“Заряд чтения”, конечно, образовательная программа, но хоть не такая дурацкая, как “Мистер Роджерс”. Он вяло сунул в рот еще ложку хлопьев – они все разбухли, молоко от красителей позеленело, и только маленькие суфлешки оставались твердыми, как аквариумный гравий. Пару минут назад забегала мать, просунула голову в дверь гостиной, спросила, не хочет ли он ей помочь – она собралась делать печенье; Хили разозлился, вспомнив, что ее ни капельки не огорчил его презрительный отказ. Ну и ладно, бодренько ответила она, как хочешь.
Нетушки, не будет он идти у нее на поводу, не станет делать вид, что ему это интересно. Готовка – для девчонок. Если мать его вправду любит, свозила бы его лучше в боулинг.
Он съел еще ложку хлопьев. Сахарная глазурь растворилась в молоке, и теперь они были совсем невкусные.
Дома у Гарриет время как будто застыло. Никто даже и не заметил, что Хили не пришел, кроме – вот ведь странно – матери Гарриет, которая вряд ли заметила бы, если б налетел ураган и сорвал с дома крышу.
– А где младший Прайс? – крикнула она Гарриет с веранды.
Она называла Хили младшим Прайсом, потому что девичья фамилия его матери была Прайс.
– Не знаю, – сухо отозвалась Гарриет и поднялась к себе в комнату.
Но и тут ей все быстро наскучило – она беспокойно пометалась от кровати к подоконнику, поглядела, как хлещут по карнизам струи дождя, и снова поплелась вниз.
Сначала она бесцельно слонялась по дому, потом Ида выставила ее из кухни, и тогда Гарриет уселась в коридоре – было там укромное местечко, где половицы стерлись до гладкости – и решила поиграть в “десяточки”. Она подбрасывала мяч и монотонно, нараспев считала ходы, ее голос сливался со стуком мяча и убаюкивающим пением Иды из кухни:
Мячик был из твердой пластмассы и отскакивал от пола куда лучше резинового. Когда мячик задевал торчащую из половицы шляпку гвоздя, то со свистом отлетал в сторону. Даже этот гвоздь с черной скошенной набок шляпкой, напоминавшей остроконечную китайскую шапочку, и тот годился на роль невинного, благожелательного предметика, за который Гарриет могла зацепиться мыслями, за столь желанную осязаемую точку посреди временного хаоса. Сколько раз уже Гарриет наступала босой ногой на эту торчащую шляпку? Когда гвоздь вколачивали в половицу, шляпку приплющили и порезаться об нее было нельзя, но однажды, когда Гарриет было года четыре и она ползла на попе по коридору, она за эту шляпку зацепилась трусиками и порвала их: трусики были голубые, из набора “неделька”, их ей купили в “Товарах для малышей”, и названия дней на них были вышиты розовым.

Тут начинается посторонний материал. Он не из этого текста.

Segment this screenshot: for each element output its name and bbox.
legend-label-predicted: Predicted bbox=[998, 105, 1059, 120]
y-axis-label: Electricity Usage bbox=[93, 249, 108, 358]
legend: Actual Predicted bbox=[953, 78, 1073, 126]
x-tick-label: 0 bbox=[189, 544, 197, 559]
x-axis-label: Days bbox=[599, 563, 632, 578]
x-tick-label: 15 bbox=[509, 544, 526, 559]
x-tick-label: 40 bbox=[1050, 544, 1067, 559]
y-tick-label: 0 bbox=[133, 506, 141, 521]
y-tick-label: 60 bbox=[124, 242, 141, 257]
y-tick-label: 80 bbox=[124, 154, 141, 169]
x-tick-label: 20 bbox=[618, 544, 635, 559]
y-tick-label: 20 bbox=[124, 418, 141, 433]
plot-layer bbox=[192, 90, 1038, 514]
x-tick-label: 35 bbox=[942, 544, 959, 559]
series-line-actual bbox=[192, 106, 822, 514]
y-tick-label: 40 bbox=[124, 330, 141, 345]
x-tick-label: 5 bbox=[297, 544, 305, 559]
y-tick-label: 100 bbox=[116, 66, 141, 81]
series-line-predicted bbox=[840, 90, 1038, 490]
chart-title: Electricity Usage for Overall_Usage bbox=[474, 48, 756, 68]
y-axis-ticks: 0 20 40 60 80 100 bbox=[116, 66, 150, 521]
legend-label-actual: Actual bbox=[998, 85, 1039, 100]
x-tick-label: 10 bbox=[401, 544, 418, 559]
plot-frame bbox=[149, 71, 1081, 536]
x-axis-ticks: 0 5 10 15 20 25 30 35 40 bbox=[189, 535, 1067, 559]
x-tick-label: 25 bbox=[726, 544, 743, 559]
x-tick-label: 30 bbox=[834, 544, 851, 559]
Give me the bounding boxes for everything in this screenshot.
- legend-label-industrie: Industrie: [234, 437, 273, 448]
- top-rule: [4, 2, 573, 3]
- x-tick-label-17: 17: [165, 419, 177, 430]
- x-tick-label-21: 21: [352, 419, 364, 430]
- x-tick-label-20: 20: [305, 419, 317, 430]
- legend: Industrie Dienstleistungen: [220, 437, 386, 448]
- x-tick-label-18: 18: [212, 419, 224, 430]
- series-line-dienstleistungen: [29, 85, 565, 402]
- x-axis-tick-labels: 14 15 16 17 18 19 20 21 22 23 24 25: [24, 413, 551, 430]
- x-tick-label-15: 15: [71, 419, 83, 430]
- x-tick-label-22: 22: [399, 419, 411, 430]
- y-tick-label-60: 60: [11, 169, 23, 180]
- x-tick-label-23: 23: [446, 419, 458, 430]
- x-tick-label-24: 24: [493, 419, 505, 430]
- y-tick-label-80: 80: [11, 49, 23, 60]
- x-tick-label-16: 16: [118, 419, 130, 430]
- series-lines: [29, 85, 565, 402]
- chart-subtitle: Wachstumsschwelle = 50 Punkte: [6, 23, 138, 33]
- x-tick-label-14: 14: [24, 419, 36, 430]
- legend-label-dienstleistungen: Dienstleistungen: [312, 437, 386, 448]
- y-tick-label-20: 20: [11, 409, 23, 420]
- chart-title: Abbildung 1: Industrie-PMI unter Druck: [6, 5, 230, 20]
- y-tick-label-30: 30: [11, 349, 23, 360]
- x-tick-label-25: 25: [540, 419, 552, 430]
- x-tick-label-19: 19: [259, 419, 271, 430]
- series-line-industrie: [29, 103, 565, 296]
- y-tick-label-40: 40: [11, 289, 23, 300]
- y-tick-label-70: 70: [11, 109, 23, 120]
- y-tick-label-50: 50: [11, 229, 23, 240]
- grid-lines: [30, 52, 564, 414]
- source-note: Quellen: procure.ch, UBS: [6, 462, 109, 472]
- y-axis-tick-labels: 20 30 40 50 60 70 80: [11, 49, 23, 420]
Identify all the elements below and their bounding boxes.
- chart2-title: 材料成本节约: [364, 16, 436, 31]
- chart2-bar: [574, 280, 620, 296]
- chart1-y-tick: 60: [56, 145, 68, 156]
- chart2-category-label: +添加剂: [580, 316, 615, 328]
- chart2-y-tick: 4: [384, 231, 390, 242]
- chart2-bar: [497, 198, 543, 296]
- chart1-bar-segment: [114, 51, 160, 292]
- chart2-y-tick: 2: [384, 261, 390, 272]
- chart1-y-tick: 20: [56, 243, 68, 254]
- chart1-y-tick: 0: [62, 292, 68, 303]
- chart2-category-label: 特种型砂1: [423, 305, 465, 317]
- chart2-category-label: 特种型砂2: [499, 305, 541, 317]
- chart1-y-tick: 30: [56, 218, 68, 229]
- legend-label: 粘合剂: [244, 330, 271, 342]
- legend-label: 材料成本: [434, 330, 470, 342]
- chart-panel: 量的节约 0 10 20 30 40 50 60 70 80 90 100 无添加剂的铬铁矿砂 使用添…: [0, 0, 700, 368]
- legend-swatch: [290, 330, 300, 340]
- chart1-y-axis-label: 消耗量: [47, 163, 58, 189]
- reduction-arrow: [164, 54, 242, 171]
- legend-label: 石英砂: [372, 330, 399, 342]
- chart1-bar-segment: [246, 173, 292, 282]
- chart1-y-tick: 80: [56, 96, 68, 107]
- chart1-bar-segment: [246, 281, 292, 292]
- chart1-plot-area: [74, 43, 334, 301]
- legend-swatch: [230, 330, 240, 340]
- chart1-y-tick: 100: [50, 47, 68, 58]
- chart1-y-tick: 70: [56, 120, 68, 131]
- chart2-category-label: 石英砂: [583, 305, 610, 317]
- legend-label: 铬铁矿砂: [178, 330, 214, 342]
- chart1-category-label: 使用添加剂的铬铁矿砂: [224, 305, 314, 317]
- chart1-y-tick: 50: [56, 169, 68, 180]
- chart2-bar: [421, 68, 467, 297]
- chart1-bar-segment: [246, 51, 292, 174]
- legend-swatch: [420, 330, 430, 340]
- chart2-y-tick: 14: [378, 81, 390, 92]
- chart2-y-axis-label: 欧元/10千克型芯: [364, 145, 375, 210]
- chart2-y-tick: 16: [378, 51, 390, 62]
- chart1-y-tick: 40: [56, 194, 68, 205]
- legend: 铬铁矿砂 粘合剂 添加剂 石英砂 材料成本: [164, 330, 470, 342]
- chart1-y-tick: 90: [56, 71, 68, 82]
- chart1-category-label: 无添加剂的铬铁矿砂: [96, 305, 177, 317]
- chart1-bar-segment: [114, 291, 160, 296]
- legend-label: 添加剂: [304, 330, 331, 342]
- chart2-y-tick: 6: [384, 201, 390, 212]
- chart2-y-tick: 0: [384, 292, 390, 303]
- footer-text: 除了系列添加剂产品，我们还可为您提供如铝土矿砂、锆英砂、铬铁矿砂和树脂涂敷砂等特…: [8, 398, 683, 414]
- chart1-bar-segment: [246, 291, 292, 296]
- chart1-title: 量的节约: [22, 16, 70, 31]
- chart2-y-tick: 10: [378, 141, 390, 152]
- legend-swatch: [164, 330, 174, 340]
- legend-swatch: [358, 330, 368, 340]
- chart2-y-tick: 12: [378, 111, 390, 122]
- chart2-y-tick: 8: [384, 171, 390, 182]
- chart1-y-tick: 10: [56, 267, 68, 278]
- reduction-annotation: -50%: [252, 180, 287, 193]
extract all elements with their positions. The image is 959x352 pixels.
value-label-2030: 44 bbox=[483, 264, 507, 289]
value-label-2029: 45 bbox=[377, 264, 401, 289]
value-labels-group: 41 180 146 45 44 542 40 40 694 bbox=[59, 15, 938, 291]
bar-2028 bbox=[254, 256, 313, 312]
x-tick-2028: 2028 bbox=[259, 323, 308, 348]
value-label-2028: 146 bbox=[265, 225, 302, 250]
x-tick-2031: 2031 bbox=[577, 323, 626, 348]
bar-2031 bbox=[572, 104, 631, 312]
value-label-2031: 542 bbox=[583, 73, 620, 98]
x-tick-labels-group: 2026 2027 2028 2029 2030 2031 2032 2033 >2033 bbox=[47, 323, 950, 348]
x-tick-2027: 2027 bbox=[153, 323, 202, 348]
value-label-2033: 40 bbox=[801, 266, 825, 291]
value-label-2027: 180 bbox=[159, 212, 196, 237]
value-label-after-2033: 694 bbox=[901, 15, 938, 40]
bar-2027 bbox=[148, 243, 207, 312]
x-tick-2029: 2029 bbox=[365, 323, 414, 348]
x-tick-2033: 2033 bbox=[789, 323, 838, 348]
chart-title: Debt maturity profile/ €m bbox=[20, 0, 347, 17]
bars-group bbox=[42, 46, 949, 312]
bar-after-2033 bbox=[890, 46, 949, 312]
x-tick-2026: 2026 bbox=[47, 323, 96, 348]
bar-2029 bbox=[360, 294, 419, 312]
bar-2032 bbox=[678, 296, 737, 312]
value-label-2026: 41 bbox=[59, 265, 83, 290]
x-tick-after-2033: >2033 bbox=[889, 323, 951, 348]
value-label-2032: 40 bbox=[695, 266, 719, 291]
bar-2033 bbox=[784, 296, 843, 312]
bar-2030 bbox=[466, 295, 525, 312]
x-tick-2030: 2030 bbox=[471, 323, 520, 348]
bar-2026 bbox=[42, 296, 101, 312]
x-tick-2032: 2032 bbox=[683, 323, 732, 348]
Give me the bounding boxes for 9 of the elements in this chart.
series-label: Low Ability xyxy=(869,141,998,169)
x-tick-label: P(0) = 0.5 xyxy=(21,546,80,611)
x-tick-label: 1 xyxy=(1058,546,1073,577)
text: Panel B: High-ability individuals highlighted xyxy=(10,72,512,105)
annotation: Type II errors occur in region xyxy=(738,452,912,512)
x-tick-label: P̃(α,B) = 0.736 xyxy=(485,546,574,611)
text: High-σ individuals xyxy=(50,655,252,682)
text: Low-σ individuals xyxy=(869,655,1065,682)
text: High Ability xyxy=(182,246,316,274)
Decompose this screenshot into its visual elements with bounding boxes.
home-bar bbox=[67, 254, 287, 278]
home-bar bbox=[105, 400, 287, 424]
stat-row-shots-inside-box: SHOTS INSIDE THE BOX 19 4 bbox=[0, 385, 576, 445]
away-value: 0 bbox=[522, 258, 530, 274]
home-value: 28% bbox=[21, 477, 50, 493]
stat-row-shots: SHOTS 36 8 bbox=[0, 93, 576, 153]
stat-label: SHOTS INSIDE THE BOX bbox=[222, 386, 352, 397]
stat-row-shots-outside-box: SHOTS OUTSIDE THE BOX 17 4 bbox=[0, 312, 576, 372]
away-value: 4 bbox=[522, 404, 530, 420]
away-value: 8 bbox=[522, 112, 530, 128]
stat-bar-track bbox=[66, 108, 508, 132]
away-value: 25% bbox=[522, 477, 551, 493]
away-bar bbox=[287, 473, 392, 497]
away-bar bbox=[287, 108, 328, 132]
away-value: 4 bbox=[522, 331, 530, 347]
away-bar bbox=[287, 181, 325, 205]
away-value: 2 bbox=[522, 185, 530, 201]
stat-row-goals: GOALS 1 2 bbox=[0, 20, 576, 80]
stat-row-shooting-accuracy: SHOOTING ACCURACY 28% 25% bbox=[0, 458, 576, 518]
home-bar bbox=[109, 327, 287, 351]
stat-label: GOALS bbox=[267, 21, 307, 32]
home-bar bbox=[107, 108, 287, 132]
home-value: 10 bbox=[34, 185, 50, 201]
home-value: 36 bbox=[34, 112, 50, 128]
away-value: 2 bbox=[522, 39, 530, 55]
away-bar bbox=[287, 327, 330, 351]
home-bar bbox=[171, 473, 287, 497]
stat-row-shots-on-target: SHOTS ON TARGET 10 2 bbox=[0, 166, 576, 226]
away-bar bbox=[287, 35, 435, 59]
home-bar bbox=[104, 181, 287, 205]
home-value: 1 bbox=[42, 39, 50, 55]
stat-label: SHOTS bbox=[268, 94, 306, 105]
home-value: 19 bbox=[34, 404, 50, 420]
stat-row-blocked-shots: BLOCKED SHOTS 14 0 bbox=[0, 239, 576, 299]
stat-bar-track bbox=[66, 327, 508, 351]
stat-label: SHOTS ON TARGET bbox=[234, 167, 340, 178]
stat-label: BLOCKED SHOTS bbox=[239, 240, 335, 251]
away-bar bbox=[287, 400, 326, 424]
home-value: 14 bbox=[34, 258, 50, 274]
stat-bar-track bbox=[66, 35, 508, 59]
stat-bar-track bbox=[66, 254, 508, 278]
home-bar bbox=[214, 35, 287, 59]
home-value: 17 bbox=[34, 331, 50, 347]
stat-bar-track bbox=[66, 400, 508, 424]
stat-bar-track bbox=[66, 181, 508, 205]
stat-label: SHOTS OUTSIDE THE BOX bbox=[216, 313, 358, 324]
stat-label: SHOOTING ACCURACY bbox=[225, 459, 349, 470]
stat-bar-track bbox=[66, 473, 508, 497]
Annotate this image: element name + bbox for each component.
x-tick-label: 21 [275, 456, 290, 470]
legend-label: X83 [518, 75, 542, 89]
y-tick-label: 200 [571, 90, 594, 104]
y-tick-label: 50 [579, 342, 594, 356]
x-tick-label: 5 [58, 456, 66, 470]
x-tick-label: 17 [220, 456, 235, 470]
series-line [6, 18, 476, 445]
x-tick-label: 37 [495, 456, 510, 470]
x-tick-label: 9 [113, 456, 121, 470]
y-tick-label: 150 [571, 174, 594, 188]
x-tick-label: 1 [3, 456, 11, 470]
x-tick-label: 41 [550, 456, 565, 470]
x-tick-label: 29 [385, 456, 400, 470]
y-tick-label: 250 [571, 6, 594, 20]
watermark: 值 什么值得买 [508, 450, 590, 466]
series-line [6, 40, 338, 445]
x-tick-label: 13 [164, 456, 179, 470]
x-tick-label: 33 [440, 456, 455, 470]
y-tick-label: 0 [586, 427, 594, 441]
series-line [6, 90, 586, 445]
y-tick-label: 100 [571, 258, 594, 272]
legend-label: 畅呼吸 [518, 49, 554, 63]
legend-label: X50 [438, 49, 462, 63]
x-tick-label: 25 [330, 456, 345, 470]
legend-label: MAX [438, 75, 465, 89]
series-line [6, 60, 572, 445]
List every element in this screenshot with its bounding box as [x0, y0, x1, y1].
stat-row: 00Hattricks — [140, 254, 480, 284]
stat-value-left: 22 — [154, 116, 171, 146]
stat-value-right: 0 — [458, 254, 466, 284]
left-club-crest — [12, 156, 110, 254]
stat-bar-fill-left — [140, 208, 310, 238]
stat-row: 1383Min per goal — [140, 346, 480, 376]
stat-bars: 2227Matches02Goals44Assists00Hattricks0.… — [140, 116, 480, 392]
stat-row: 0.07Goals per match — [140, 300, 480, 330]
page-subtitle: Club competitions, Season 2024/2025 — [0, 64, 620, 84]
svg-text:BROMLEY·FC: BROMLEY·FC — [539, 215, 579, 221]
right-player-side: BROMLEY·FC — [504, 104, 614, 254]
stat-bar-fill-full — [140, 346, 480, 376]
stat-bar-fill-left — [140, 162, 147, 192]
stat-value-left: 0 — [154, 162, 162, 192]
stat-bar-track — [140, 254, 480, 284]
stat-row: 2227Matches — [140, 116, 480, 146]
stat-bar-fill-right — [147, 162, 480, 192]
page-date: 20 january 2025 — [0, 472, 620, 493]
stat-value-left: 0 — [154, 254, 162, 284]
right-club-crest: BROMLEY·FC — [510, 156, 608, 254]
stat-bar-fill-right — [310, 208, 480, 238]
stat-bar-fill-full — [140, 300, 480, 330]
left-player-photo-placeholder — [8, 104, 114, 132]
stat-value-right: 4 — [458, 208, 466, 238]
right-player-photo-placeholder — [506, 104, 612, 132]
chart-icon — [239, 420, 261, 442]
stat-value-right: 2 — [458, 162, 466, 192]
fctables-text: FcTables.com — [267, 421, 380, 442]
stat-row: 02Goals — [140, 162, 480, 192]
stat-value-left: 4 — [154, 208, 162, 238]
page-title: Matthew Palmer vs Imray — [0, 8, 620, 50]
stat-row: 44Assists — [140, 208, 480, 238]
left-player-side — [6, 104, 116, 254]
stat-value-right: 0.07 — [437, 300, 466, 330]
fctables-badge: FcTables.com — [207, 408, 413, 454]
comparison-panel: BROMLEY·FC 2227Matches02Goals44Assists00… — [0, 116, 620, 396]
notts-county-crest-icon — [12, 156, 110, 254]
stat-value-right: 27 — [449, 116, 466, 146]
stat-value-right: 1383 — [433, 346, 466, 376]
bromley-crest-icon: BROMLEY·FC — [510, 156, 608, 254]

Раз – хлопок, два раза об пол, троечки в подбросе. Стойкая железная шляпка, она не менялась с самого ее детства. Нет, она так и осталась на месте, пряталась тихонько в темной заводи за дверью, пока остальной мир разваливался на глазах. Даже магазин “Товары для малышей”, где еще не так давно Гарриет покупали всю одежду, и тот закрылся. Миниатюрная миссис Райс – с напудренным розовым личиком, огромными очками в черной оправе и увесистым золотым браслетом с кучей подвесок – была неотъемлемой частью детства Гарриет, но потом продала “Товары для малышей”, а сама перебралась в дом престарелых. Вид опустевшего магазина Гарриет не нравился, но всякий раз, проходя мимо, она все равно прижимала нос к стеклу, делала ладони окошечком и заглядывала внутрь. Все занавески посрывали с колец, витрины стояли пустые. На полу валялись обрывки газет, а жутковатые детские манекены – голые, побуревшие, в заплесневелых паричках “под пажа” – бессмысленно таращились в нежилой полумрак.
Четверочки. Пятерочки. Она чемпион страны по игре в “десяточки”. Нет, чемпион мира. Почти не притворяясь, она с энтузиазмом выкрикивала счет, подбадривала себя, с восторгом прыгала с ноги на ногу, поражаясь своему мастерству. Она так разыгралась, что на минуту даже поверила, будто ей весело. Но, как ни старайся, все равно не забудешь, что никому нет дела до того, весело ей или нет.